These funds should be accounted for separately from both the traditional export credit portfolio and the MMIA book. A dedicated loss threshold, reflecting the reality that early-stage investing produces higher failure rates but also the breakthrough technologies that create entire industries, ensures that the Bank can take appropriate risk without jeopardizing its core lending operations. EXIM does not have to turn into a venture capital firm, but steps should be taken to ensure that the full commercialization and scale-up pipeline, from laboratory to factory floor, has institutional support at every stage where private capital falls short.

Fifth, the Bank should have access to a full range of instruments.
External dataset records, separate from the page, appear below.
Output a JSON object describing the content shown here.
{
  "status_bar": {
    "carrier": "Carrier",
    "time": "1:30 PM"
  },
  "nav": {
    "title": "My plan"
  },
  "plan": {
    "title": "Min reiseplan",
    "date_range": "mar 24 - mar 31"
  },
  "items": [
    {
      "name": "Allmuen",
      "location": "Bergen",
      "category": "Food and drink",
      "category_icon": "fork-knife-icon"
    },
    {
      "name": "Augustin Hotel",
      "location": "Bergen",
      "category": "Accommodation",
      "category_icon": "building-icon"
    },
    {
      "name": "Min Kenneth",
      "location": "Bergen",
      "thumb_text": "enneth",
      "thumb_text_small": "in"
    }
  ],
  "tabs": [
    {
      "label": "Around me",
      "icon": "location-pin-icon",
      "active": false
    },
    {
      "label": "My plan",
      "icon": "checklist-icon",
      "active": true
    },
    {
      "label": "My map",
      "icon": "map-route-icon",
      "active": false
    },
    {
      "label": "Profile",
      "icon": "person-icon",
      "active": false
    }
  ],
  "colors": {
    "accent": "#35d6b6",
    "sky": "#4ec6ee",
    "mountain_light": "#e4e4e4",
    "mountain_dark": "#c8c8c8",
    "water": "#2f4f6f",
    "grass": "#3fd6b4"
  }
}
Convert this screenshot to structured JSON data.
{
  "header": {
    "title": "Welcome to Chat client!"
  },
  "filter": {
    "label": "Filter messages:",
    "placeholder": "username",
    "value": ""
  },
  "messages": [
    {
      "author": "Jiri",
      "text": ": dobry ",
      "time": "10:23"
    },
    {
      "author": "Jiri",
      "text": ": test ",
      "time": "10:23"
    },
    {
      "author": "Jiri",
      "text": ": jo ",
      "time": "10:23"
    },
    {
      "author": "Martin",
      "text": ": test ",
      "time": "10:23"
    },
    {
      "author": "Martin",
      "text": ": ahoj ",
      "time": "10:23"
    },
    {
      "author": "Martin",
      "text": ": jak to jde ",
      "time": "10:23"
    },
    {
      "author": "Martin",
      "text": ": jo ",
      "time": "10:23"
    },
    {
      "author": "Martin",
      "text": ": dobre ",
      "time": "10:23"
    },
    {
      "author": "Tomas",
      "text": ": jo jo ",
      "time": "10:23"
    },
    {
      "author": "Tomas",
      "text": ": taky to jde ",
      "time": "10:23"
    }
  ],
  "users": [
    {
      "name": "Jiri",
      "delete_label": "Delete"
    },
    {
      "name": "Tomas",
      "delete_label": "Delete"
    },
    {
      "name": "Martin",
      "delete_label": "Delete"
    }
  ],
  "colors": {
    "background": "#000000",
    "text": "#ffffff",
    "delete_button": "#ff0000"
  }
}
This includes equity where appropriate, along with other transaction authorities, with accountability provisions that protect the taxpayer’s position. Some strategic investments require government to take the measures necessary to establish an ownership position: standing up entirely new domestic capacity in a sector dominated by foreign competitors, rebuilding an industrial base that has atrophied below minimum viable scale, or signaling permanent commitment to anchor long-term private co-investment.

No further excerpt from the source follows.